Ma Zeyu stated that since the second half of 2025, his judgment on Agent capabilities has changed significantly. "The upper limit of this capability is exceeding our expectations. Its improvement in productivity is real, and the iteration speed is very fast." As the capabilities of foundational models continue to增强 (strengthen), the imagination space for Agents is constantly being opened up, and this will also become an important direction for his team's future investment.
He also pointed out that a trend worthy of high attention is the long-term, large-scale interaction between multiple Agents. This kind of group collaboration may become an important path to激发更高层级智能 (stimulate higher-level intelligence), similar to the collective wisdom generated through interaction in human society.

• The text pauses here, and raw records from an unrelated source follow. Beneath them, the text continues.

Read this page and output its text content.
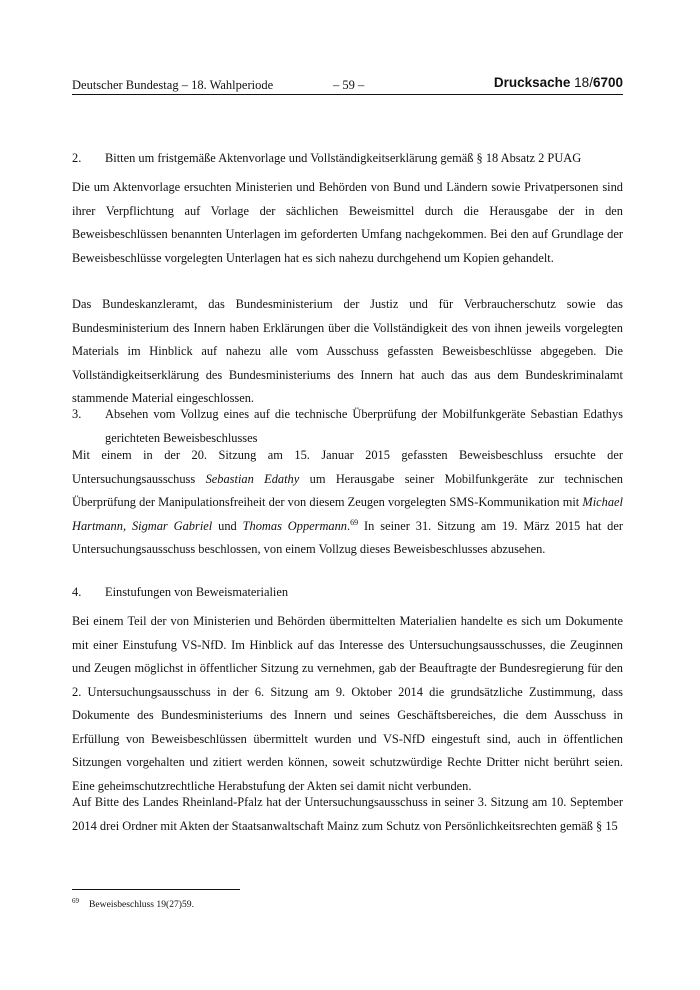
Deutscher Bundestag – 18. Wahlperiode	– 59 –	Drucksache 18/6700
2. Bitten um fristgemäße Aktenvorlage und Vollständigkeitserklärung gemäß § 18 Absatz 2 PUAG

Die um Aktenvorlage ersuchten Ministerien und Behörden von Bund und Ländern sowie Privatpersonen sind ihrer Verpflichtung auf Vorlage der sächlichen Beweismittel durch die Herausgabe der in den Beweisbeschlüssen benannten Unterlagen im geforderten Umfang nachgekommen. Bei den auf Grundlage der Beweisbeschlüsse vorgelegten Unterlagen hat es sich nahezu durchgehend um Kopien gehandelt.

Das Bundeskanzleramt, das Bundesministerium der Justiz und für Verbraucherschutz sowie das Bundesministerium des Innern haben Erklärungen über die Vollständigkeit des von ihnen jeweils vorgelegten Materials im Hinblick auf nahezu alle vom Ausschuss gefassten Beweisbeschlüsse abgegeben. Die Vollständigkeitserklärung des Bundesministeriums des Innern hat auch das aus dem Bundeskriminalamt stammende Material eingeschlossen.

3. Absehen vom Vollzug eines auf die technische Überprüfung der Mobilfunkgeräte Sebastian Edathys gerichteten Beweisbeschlusses

Mit einem in der 20. Sitzung am 15. Januar 2015 gefassten Beweisbeschluss ersuchte der Untersuchungsausschuss Sebastian Edathy um Herausgabe seiner Mobilfunkgeräte zur technischen Überprüfung der Manipulationsfreiheit der von diesem Zeugen vorgelegten SMS-Kommunikation mit Michael Hartmann, Sigmar Gabriel und Thomas Oppermann.$^{69}$ In seiner 31. Sitzung am 19. März 2015 hat der Untersuchungsausschuss beschlossen, von einem Vollzug dieses Beweisbeschlusses abzusehen.

4. Einstufungen von Beweismaterialien

Bei einem Teil der von Ministerien und Behörden übermittelten Materialien handelte es sich um Dokumente mit einer Einstufung VS-NfD. Im Hinblick auf das Interesse des Untersuchungsausschusses, die Zeuginnen und Zeugen möglichst in öffentlicher Sitzung zu vernehmen, gab der Beauftragte der Bundesregierung für den 2. Untersuchungsausschuss in der 6. Sitzung am 9. Oktober 2014 die grundsätzliche Zustimmung, dass Dokumente des Bundesministeriums des Innern und seines Geschäftsbereiches, die dem Ausschuss in Erfüllung von Beweisbeschlüssen übermittelt wurden und VS-NfD eingestuft sind, auch in öffentlichen Sitzungen vorgehalten und zitiert werden können, soweit schutzwürdige Rechte Dritter nicht berührt seien. Eine geheimschutzrechtliche Herabstufung der Akten sei damit nicht verbunden.

Auf Bitte des Landes Rheinland-Pfalz hat der Untersuchungsausschuss in seiner 3. Sitzung am 10. September 2014 drei Ordner mit Akten der Staatsanwaltschaft Mainz zum Schutz von Persönlichkeitsrechten gemäß § 15

$^{69}$ Beweisbeschluss 19(27)59.
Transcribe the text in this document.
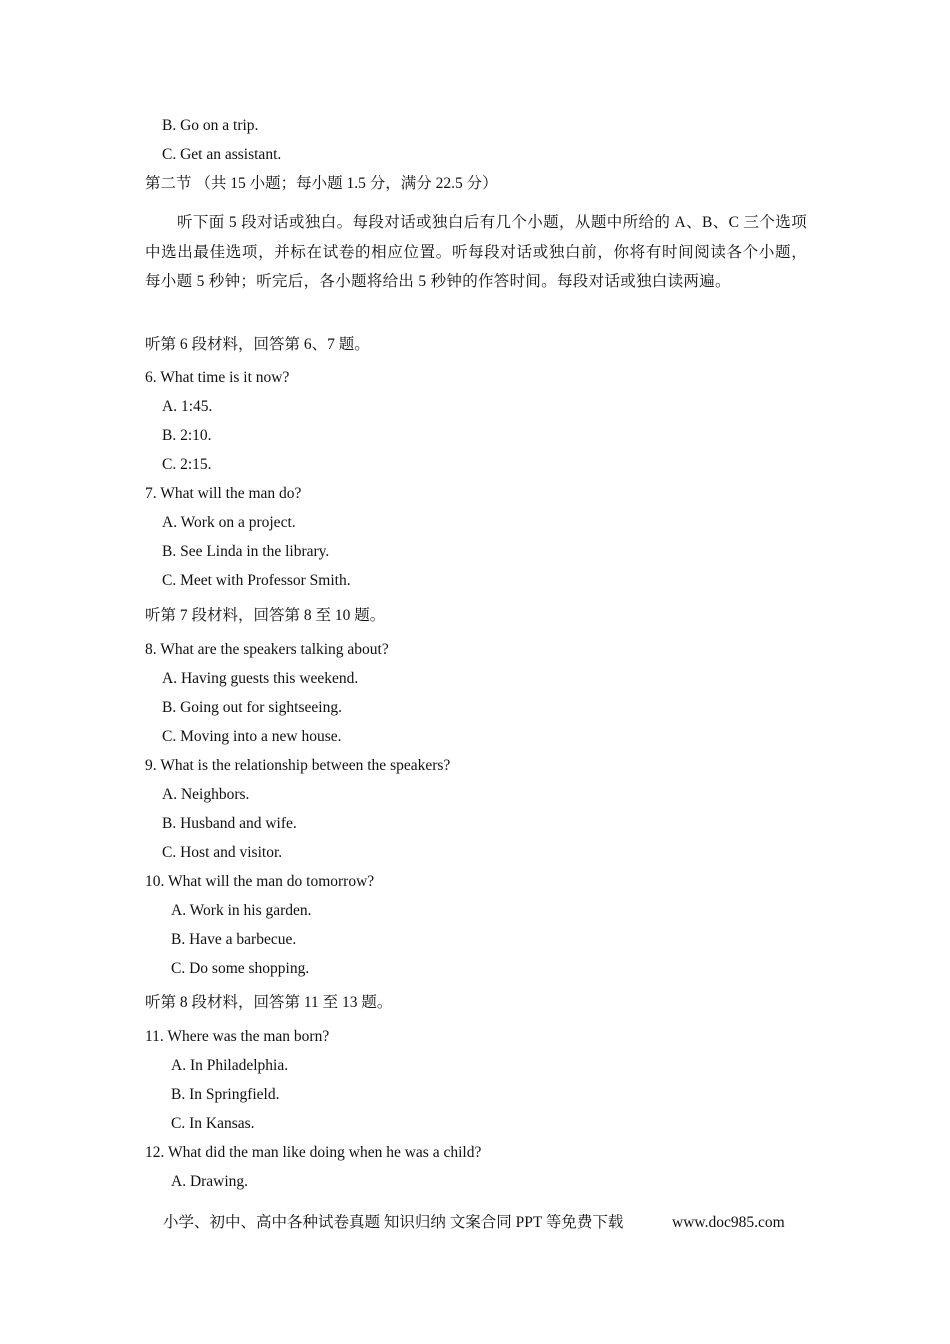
B. Go on a trip.
C. Get an assistant.
第二节 （共 15 小题；每小题 1.5 分，满分 22.5 分）
听下面 5 段对话或独白。每段对话或独白后有几个小题，从题中所给的 A、B、C 三个选项中选出最佳选项，并标在试卷的相应位置。听每段对话或独白前，你将有时间阅读各个小题，每小题 5 秒钟；听完后，各小题将给出 5 秒钟的作答时间。每段对话或独白读两遍。
听第 6 段材料，回答第 6、7 题。
6. What time is it now?
A. 1:45.
B. 2:10.
C. 2:15.
7. What will the man do?
A. Work on a project.
B. See Linda in the library.
C. Meet with Professor Smith.
听第 7 段材料，回答第 8 至 10 题。
8. What are the speakers talking about?
A. Having guests this weekend.
B. Going out for sightseeing.
C. Moving into a new house.
9. What is the relationship between the speakers?
A. Neighbors.
B. Husband and wife.
C. Host and visitor.
10. What will the man do tomorrow?
A. Work in his garden.
B. Have a barbecue.
C. Do some shopping.
听第 8 段材料，回答第 11 至 13 题。
11. Where was the man born?
A. In Philadelphia.
B. In Springfield.
C. In Kansas.
12. What did the man like doing when he was a child?
A. Drawing.
小学、初中、高中各种试卷真题 知识归纳 文案合同 PPT 等免费下载	www.doc985.com
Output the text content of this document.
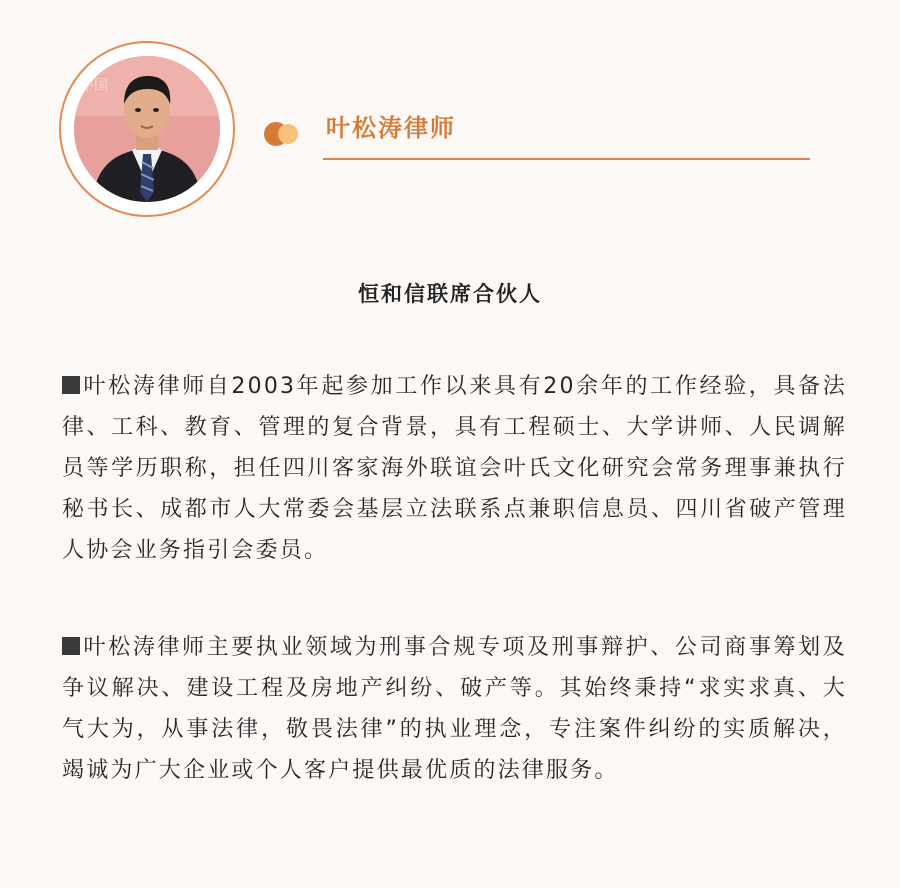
中国
叶松涛律师
恒和信联席合伙人

叶松涛律师自2003年起参加工作以来具有20余年的工作经验，具备法律、工科、教育、管理的复合背景，具有工程硕士、大学讲师、人民调解员等学历职称，担任四川客家海外联谊会叶氏文化研究会常务理事兼执行秘书长、成都市人大常委会基层立法联系点兼职信息员、四川省破产管理人协会业务指引会委员。

叶松涛律师主要执业领域为刑事合规专项及刑事辩护、公司商事筹划及争议解决、建设工程及房地产纠纷、破产等。其始终秉持“求实求真、大气大为，从事法律，敬畏法律”的执业理念，专注案件纠纷的实质解决，竭诚为广大企业或个人客户提供最优质的法律服务。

In Ma Zeyu's view, agent risks need to be "managed." "Just like human society itself cannot eliminate risks, the key lies in controlling the boundaries." From a technical path, a more feasible way is to let agents run in沙盒和隔离环境 (sandboxes and isolated environments) as much as possible, gradually and controllably migrating to the real world, rather than赋予其过高权限 (granting it excessively high permissions) all at once.
This can be seen in the layouts of various cloud vendors and large companies. Tan Cheng's company, eCloud, also recently launched a one-click cloud deployment and operation service supporting OpenClaw.
Cloud vendors making it a supporting service本质上 (essentially) productize, engineer, and scale this capability. It will definitely amplify value: lower deployment thresholds, better tool integration, more stable computing power and operation and maintenance systems can all allow enterprises to use agents faster. But it must also be seen that once commercial infrastructure is connected to "high-permission agents," risks are also scaled up simultaneously.
Tan Cheng stated that in the past three years, the speed of technological iteration from traditional dialogue models to agents capable of executing tasks has far exceeded imagination. "This was unimaginable three years ago." He believes that the next two to three years will be a key window period determining the direction of general artificial intelligence, meaning new opportunities and hopes for both practitioners and ordinary people.
Although the development speed of OpenClaw and Modelbook has far exceeded expectations, Hu Xia believes that "the overall risk is still within the controllable research framework, proving the necessity of building an 'endogenous security' system. At the same time, we must also realize that AI is approaching humanity's 'safety fence' faster than people imagine. People not only need to further widen the height and thickness of the 'fence,' but also need to accelerate the building of the ability to 'flip the table' at critical moments, fortifying the final safety line of defense in the AI era."